¹³ C NMR (100 MHz, CDCl ₃ ) δppm 167.0, 150.2, 146.9, 129.9 (×2), 129.1 (×2), 128.7, 126.0 (×2), 116.2, 112.4 (×2), 62.9, 52.0, 49.2, 35.9, 23.2.

The product structure is:

The above are only preferred embodiments of the present invention and are not intended to limit the present invention.
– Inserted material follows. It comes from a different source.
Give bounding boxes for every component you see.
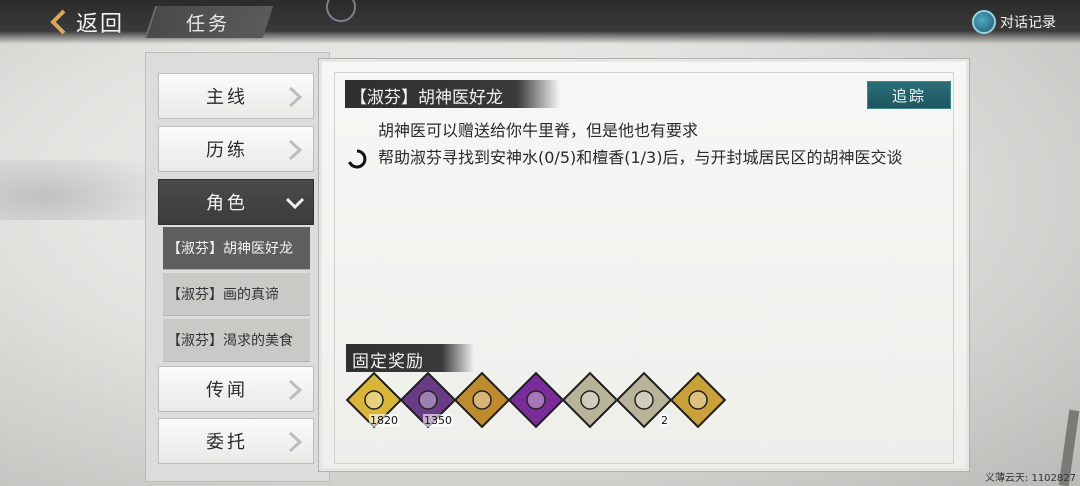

Any modification, equivalent replacement, improvement, etc. made within the spirit and principle of the present invention shall be included in the protection of the present invention. within the range.

Claims (4)

1. the arylation method of a tertiary amine α position, it is characterized in that: comprise the following steps: in organic solvent, after tertiary amine, benzonitrile derivative, alkali are mixed, stirring reaction under visible light irradiation, then reaction solution After post-treatment, the α-arylation derivatives of tertiary amines are obtained; Described tertiary amine is selected from a kind of in following structural formula:

The organic solvent is one of N,N-dimethylacetamide, N,N-dimethylformamide and N-methylpyrrolidone; the benzonitrile derivative is 1,2-dicyano One of benzene, 1,3-dicyanobenzene and 1,4-dicyanobenzene; the base is one of potassium phosphate, potassium acetate, potassium carbonate, and cesium carbonate; the visible light is made of LED The blue light generated; the tertiary amine α-arylation derivative is one of the following structural formulas:

2. the arylation method of a kind of tertiary amine α position as claimed in claim 1, it is characterized in that: the ratio of the amount of substance of described tertiary amine, benzonitrile derivative, alkali is 2～4:1:2 ~4. 3. The arylation method of a tertiary amine α-position as claimed in claim 1, characterized in that: the stirring reaction time is 15-40 h, and the reaction temperature is room temperature. 4. the arylation method of a kind of tertiary amine α position as claimed in claim 1, it is characterized in that: described post-processing method is: after reaction finishes, the product generated is through extraction, rotary evaporation, column chromatography, rotary Evaporate and drain to obtain α-arylation derivatives of tertiary amines.